For International Women's Day 2022, Christina Warner highlights her experiences as a visually impaired, LGBTQ+, disability inclusion activist and legal practitioner.
I think one of the biggest challenges for successful women at the Bar is the dreaded imposter syndrome. The unfounded sense of paranoia and the little voice which continuously questions your abilities and skills. But I’m sure this can be said for women in most conservative, high-pressure careers which challenge our ability to maintain a healthy work/life balance. Keeping our mental and physical health on track is often easier said than done.
But feeling unsure is nothing unusual and may be a great learning opportunity. Speaking with other women at the Bar, the nagging feeling of self-doubt and the second-guessing is much more common than I’d once thought. Much needs to be done by way of open dialogue as to how we manage and combat our unjustified feelings of inferiority and the anxieties that come with it.
There’s something so unsettling about one woman trying to hinder the progress of another woman. It’s essential that women help each other – where one of us progresses, we all do.
According to the BSB’s latest report on diversity at the Bar, of the 56.9% of barristers who provided information on their disability status, only 6.3% disclosed a disability. This is substantially lower than the percentage of disabled people in the employed working age UK population estimated at 11.3%.
When excluding those that had not provided information, 6.3% of the Bar; 6.6% of non-QC barristers; 5.3% of pupils; and 3.4% of QCs had declared a disability as of December 2020. The figures also suggest that the percentage of those with a declared disability may decrease as level of seniority increases.
These figures are particularly poignant to me as I was diagnosed in 2021 with Stargardts Disease (juvenile macular degeneration) which is a rare genetic condition which causes progressive sight loss and, in some cases, blindness.
After profound feelings of isolation and grief, I was pleased to find other barristers who manage the challenges of their disability alongside a very successful practice. Similarly, needing to divulge the obstacles I face as a result of hearings going back to being in person, I have found that the disabled community has plenty of allies, with disability affecting them by proxy. Sharing the need for my assistant to be present with me during hearings has often prompted colleagues or court staff to share their very personal stories of encountering disability: a parent struggling with an autistic child, an adult child caring for a parent with dementia, stories of struggles with chronic fatigue, PTSD and post-natal depression. These sensitive conversations, prompted by the small plastic card I wear on a lanyard around my neck which lets the people around me know that I’m visually impaired.
I’m honoured to hear people’s stories and appreciate their honesty when speaking of their struggles. Inevitably, I believe that those of us with disabilities challenge the status quo and trigger somewhat of an existential crisis in able-bodied people. I once was, able-bodied, so understand this.
I’m incredibly lucky to form part of numerous associations which champion change and raise the voices of those from marginalised communities. I am a trustee for AllBar and Bridging [Dis]Ability to the Bar which both support barristers with disabilities and act as a forum for discussing topics affecting the community. I am also a committee member for LAGLA LGBTQ+ Lawyers’ Association and voluntarily work alongside GALOP, one of the UK’s only remaining LGBT domestic abuse and hate crime charities, offering them advice, training and support.

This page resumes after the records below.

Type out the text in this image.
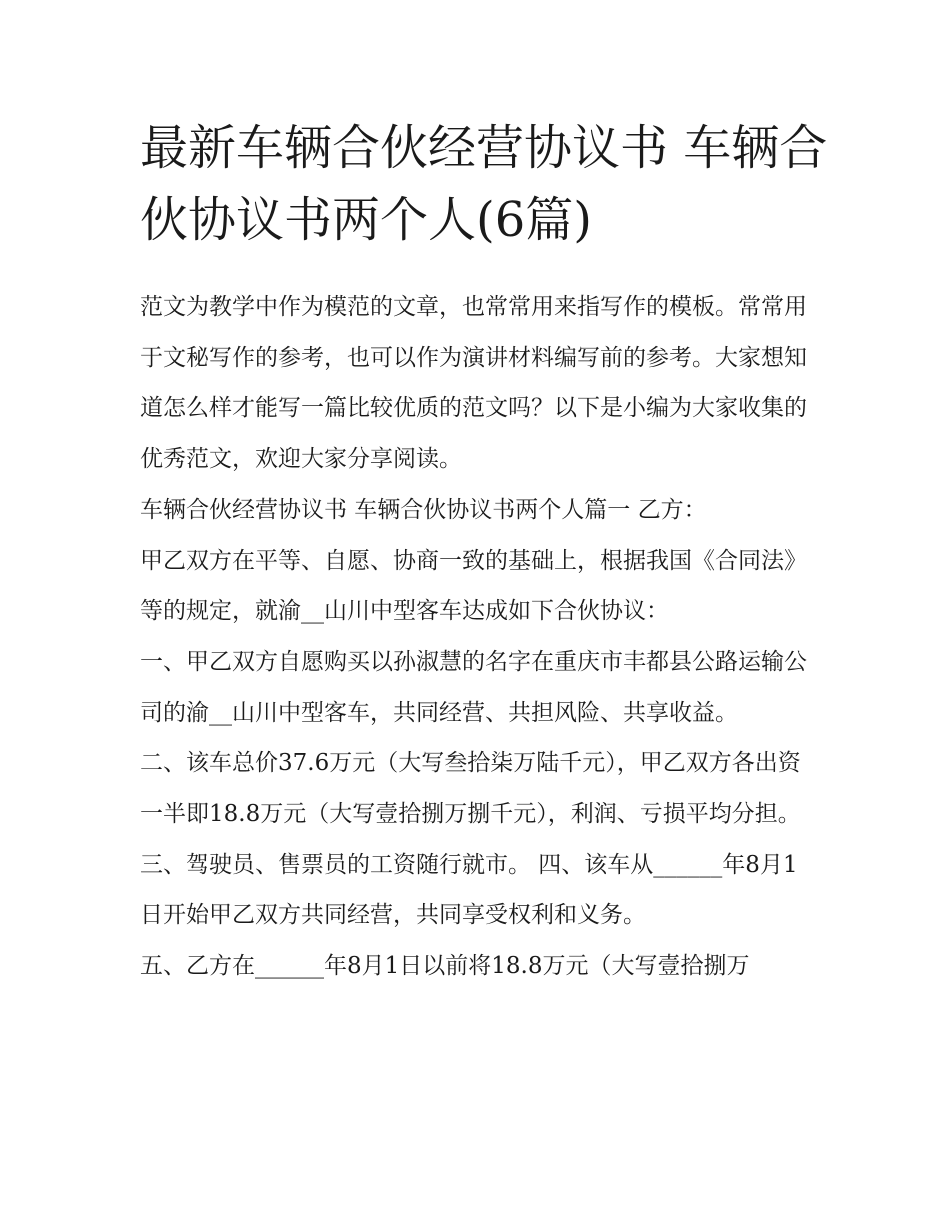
最新车辆合伙经营协议书 车辆合伙协议书两个人(6篇)

范文为教学中作为模范的文章，也常常用来指写作的模板。常常用于文秘写作的参考，也可以作为演讲材料编写前的参考。大家想知道怎么样才能写一篇比较优质的范文吗？以下是小编为大家收集的优秀范文，欢迎大家分享阅读。

车辆合伙经营协议书 车辆合伙协议书两个人篇一 乙方：

甲乙双方在平等、自愿、协商一致的基础上，根据我国《合同法》等的规定，就渝__山川中型客车达成如下合伙协议：

一、甲乙双方自愿购买以孙淑慧的名字在重庆市丰都县公路运输公司的渝__山川中型客车，共同经营、共担风险、共享收益。

二、该车总价37.6万元（大写叁拾柒万陆千元），甲乙双方各出资一半即18.8万元（大写壹拾捌万捌千元），利润、亏损平均分担。

三、驾驶员、售票员的工资随行就市。 四、该车从______年8月1日开始甲乙双方共同经营，共同享受权利和义务。

五、乙方在______年8月1日以前将18.8万元（大写壹拾捌万
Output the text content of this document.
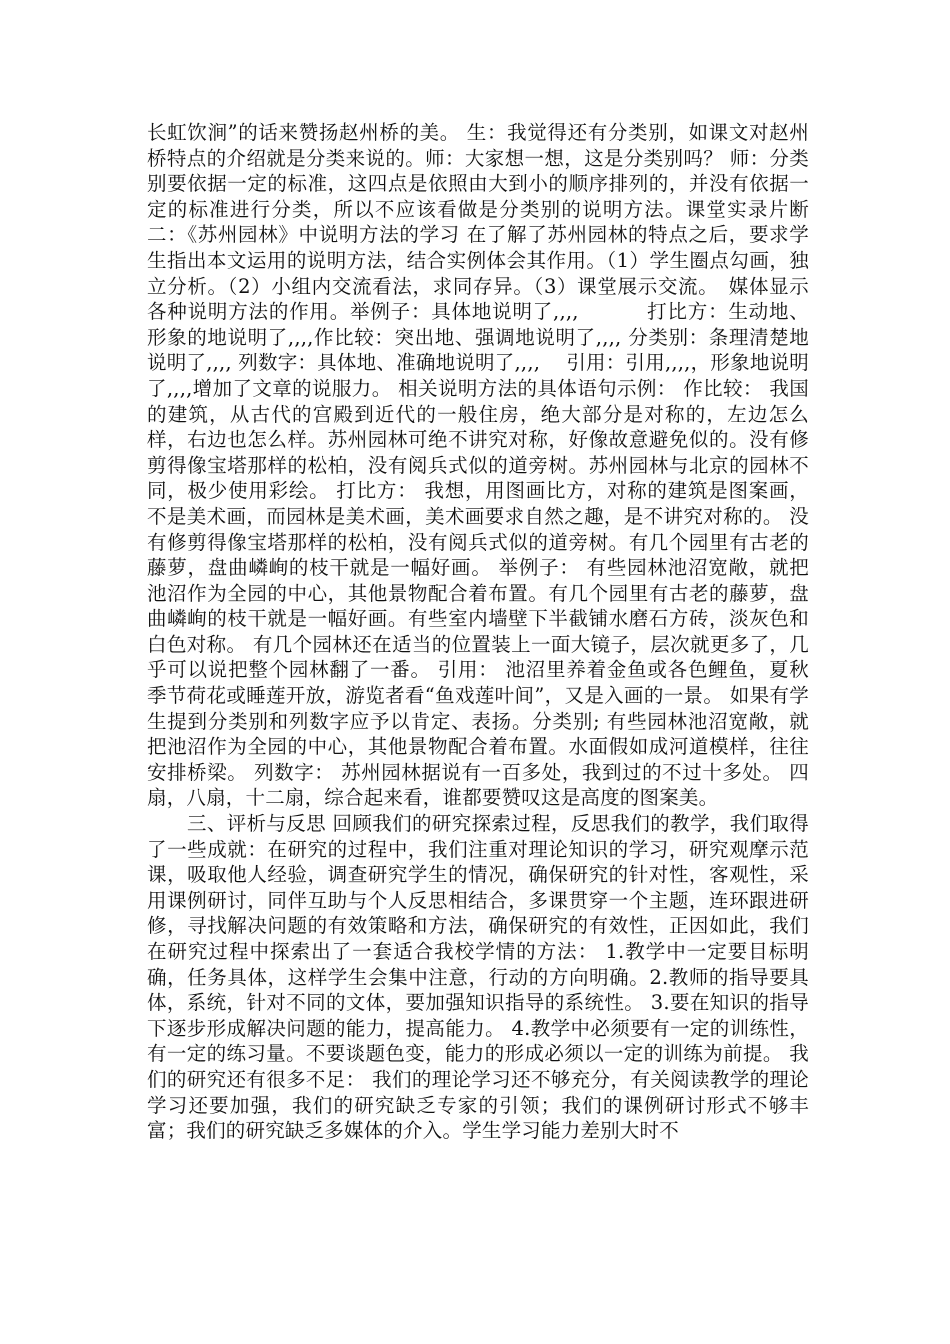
长虹饮涧”的话来赞扬赵州桥的美。 生：我觉得还有分类别，如课文对赵州桥特点的介绍就是分类来说的。师：大家想一想，这是分类别吗？ 师：分类别要依据一定的标准，这四点是依照由大到小的顺序排列的，并没有依据一定的标准进行分类，所以不应该看做是分类别的说明方法。课堂实录片断二：《苏州园林》中说明方法的学习 在了解了苏州园林的特点之后，要求学生指出本文运用的说明方法，结合实例体会其作用。（1）学生圈点勾画，独立分析。（2）小组内交流看法，求同存异。（3）课堂展示交流。　媒体显示各种说明方法的作用。举例子：具体地说明了,,,,　　　 打比方：生动地、形象的地说明了,,,,作比较：突出地、强调地说明了,,,, 分类别：条理清楚地说明了,,,, 列数字：具体地、准确地说明了,,,,　 引用：引用,,,,，形象地说明了,,,,增加了文章的说服力。 相关说明方法的具体语句示例： 作比较： 我国的建筑，从古代的宫殿到近代的一般住房，绝大部分是对称的，左边怎么样，右边也怎么样。苏州园林可绝不讲究对称，好像故意避免似的。没有修剪得像宝塔那样的松柏，没有阅兵式似的道旁树。苏州园林与北京的园林不同，极少使用彩绘。 打比方： 我想，用图画比方，对称的建筑是图案画，不是美术画，而园林是美术画，美术画要求自然之趣，是不讲究对称的。 没有修剪得像宝塔那样的松柏，没有阅兵式似的道旁树。有几个园里有古老的藤萝，盘曲嶙峋的枝干就是一幅好画。 举例子： 有些园林池沼宽敞，就把池沼作为全园的中心，其他景物配合着布置。有几个园里有古老的藤萝，盘曲嶙峋的枝干就是一幅好画。有些室内墙壁下半截铺水磨石方砖，淡灰色和白色对称。 有几个园林还在适当的位置装上一面大镜子，层次就更多了，几乎可以说把整个园林翻了一番。 引用： 池沼里养着金鱼或各色鲤鱼，夏秋季节荷花或睡莲开放，游览者看“鱼戏莲叶间”，又是入画的一景。 如果有学生提到分类别和列数字应予以肯定、表扬。分类别; 有些园林池沼宽敞，就把池沼作为全园的中心，其他景物配合着布置。水面假如成河道模样，往往安排桥梁。 列数字： 苏州园林据说有一百多处，我到过的不过十多处。 四扇，八扇，十二扇，综合起来看，谁都要赞叹这是高度的图案美。

三、评析与反思 回顾我们的研究探索过程，反思我们的教学，我们取得了一些成就：在研究的过程中，我们注重对理论知识的学习，研究观摩示范课，吸取他人经验，调查研究学生的情况，确保研究的针对性，客观性，采用课例研讨，同伴互助与个人反思相结合，多课贯穿一个主题，连环跟进研修，寻找解决问题的有效策略和方法，确保研究的有效性，正因如此，我们在研究过程中探索出了一套适合我校学情的方法： 1.教学中一定要目标明确，任务具体，这样学生会集中注意，行动的方向明确。2.教师的指导要具体，系统，针对不同的文体，要加强知识指导的系统性。 3.要在知识的指导下逐步形成解决问题的能力，提高能力。 4.教学中必须要有一定的训练性，有一定的练习量。不要谈题色变，能力的形成必须以一定的训练为前提。 我们的研究还有很多不足： 我们的理论学习还不够充分，有关阅读教学的理论学习还要加强，我们的研究缺乏专家的引领；我们的课例研讨形式不够丰富；我们的研究缺乏多媒体的介入。学生学习能力差别大时不
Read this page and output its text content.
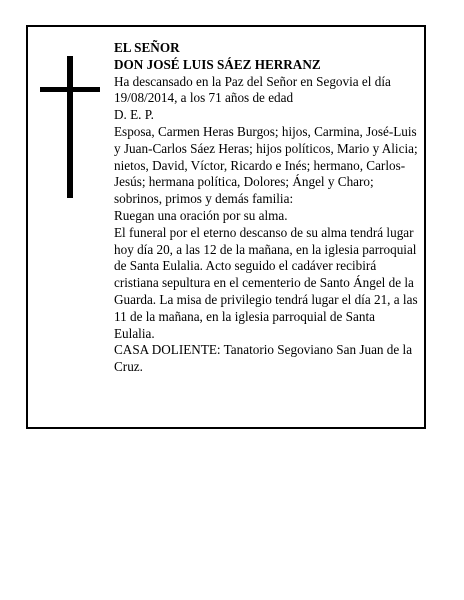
EL SEÑOR

DON JOSÉ LUIS SÁEZ HERRANZ

Ha descansado en la Paz del Señor en Segovia el día 19/08/2014, a los 71 años de edad

D. E. P.

Esposa, Carmen Heras Burgos; hijos, Carmina, José-Luis y Juan-Carlos Sáez Heras; hijos políticos, Mario y Alicia; nietos, David, Víctor, Ricardo e Inés; hermano, Carlos-Jesús; hermana política, Dolores; Ángel y Charo; sobrinos, primos y demás familia:

Ruegan una oración por su alma.

El funeral por el eterno descanso de su alma tendrá lugar hoy día 20, a las 12 de la mañana, en la iglesia parroquial de Santa Eulalia. Acto seguido el cadáver recibirá cristiana sepultura en el cementerio de Santo Ángel de la Guarda. La misa de privilegio tendrá lugar el día 21, a las 11 de la mañana, en la iglesia parroquial de Santa Eulalia.

CASA DOLIENTE: Tanatorio Segoviano San Juan de la Cruz.
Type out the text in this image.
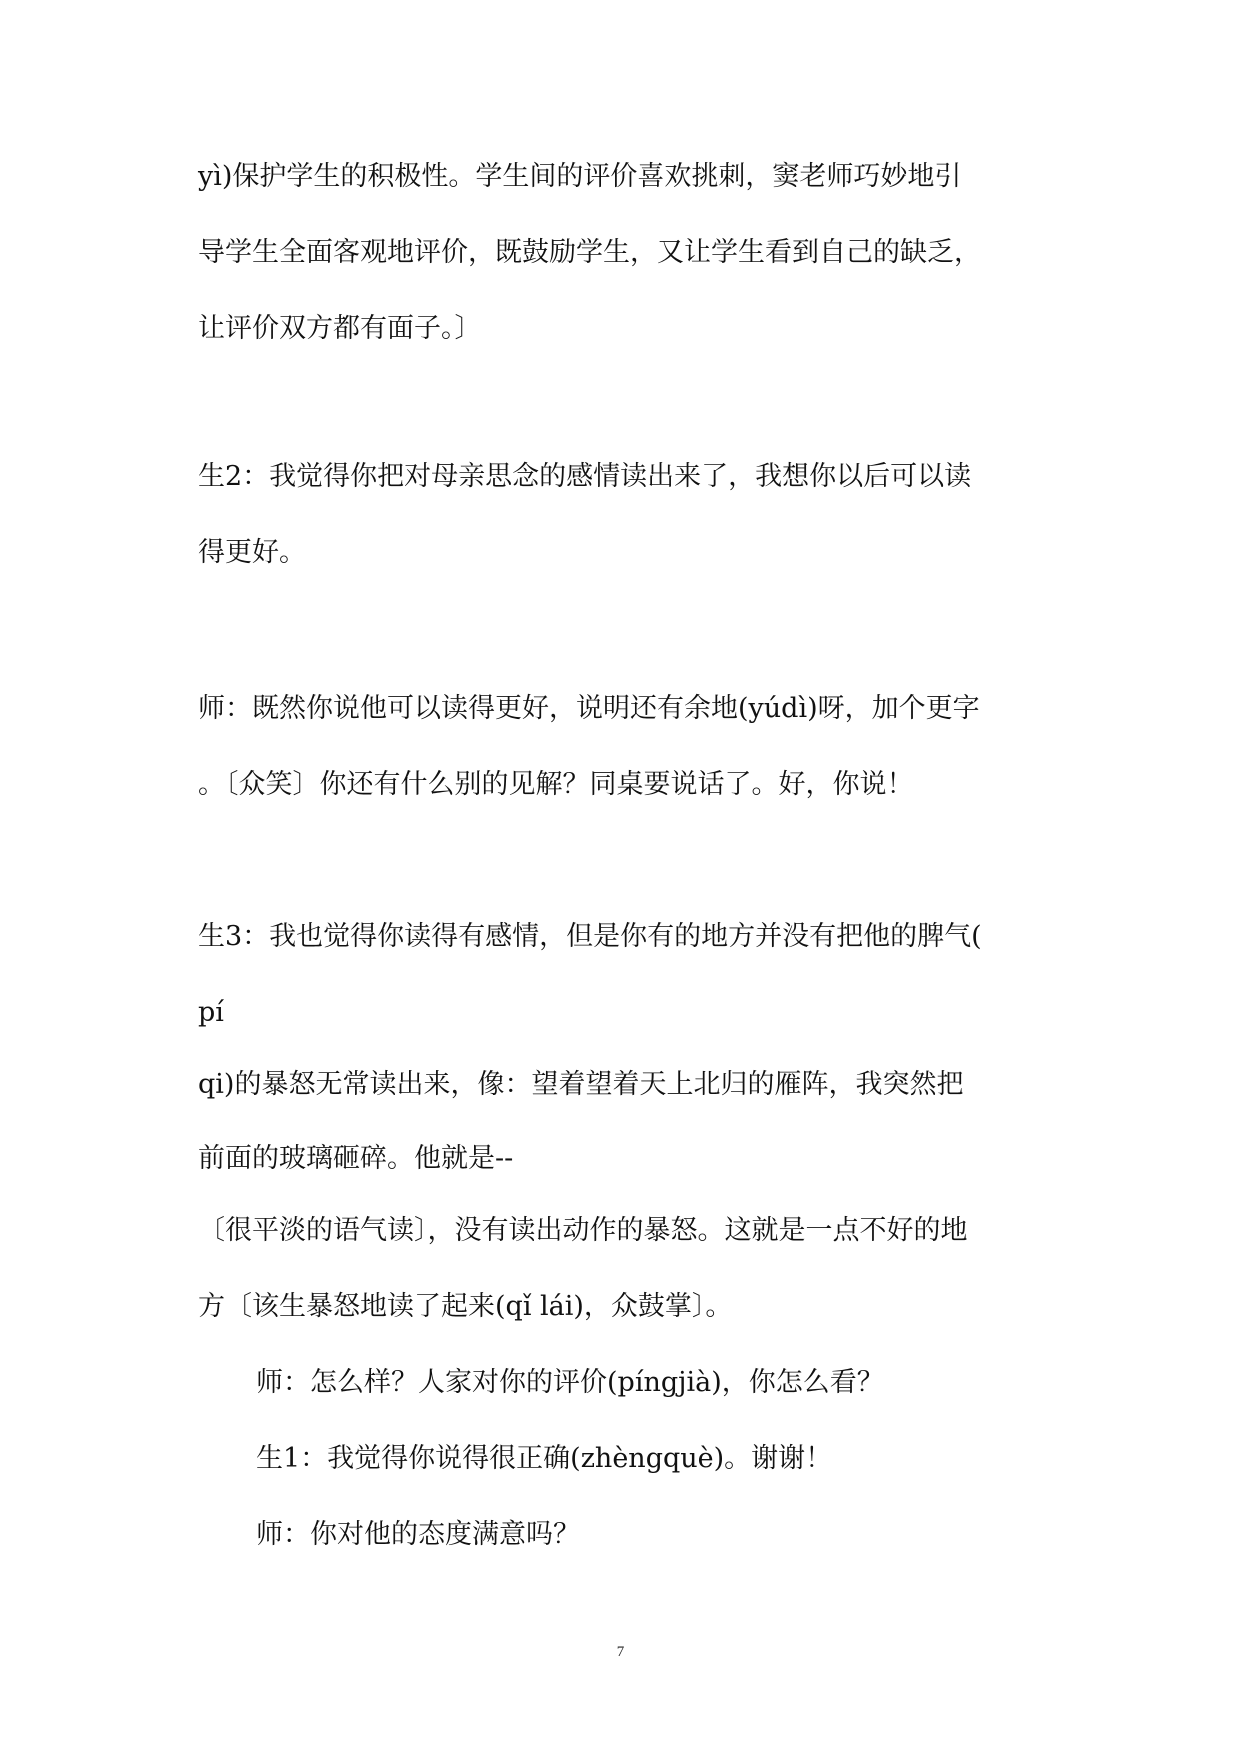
yì)保护学生的积极性。学生间的评价喜欢挑刺，窦老师巧妙地引
导学生全面客观地评价，既鼓励学生，又让学生看到自己的缺乏，
让评价双方都有面子。〕
生2：我觉得你把对母亲思念的感情读出来了，我想你以后可以读
得更好。
师：既然你说他可以读得更好，说明还有余地(yúdì)呀，加个更字
。〔众笑〕你还有什么别的见解？同桌要说话了。好，你说！
生3：我也觉得你读得有感情，但是你有的地方并没有把他的脾气(
pí
qi)的暴怒无常读出来，像：望着望着天上北归的雁阵，我突然把
前面的玻璃砸碎。他就是--
〔很平淡的语气读〕，没有读出动作的暴怒。这就是一点不好的地
方〔该生暴怒地读了起来(qǐ lái)，众鼓掌〕。
师：怎么样？人家对你的评价(píngjià)，你怎么看？
生1：我觉得你说得很正确(zhèngquè)。谢谢！
师：你对他的态度满意吗？
7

I’ve also worked alongside various animal welfare associations and charities discussing issues of animal protection in the context of family law and domestic abuse. Animal protection is an area of law which has seen a phenomenal growth in recent years and it’s refreshing to see that issues of animal protection are being taken much more seriously with legislative developments and campaigns raising awareness becoming more mainstream.
I was appointed social mobility advocate by the Bar Council in 2021 and proudly represent the disabled community when sharing opinions and concerns about access to justice.
Most recently, I was appointed to the Bar Council’s Disability Panel which is a great resource for those who have a disability thinking of a career at the Bar as well as raising concerns by practitioners with disabilities or who wish to know more about what affects the community.
Christina Warner is a barrister at Goldsmith Chambers.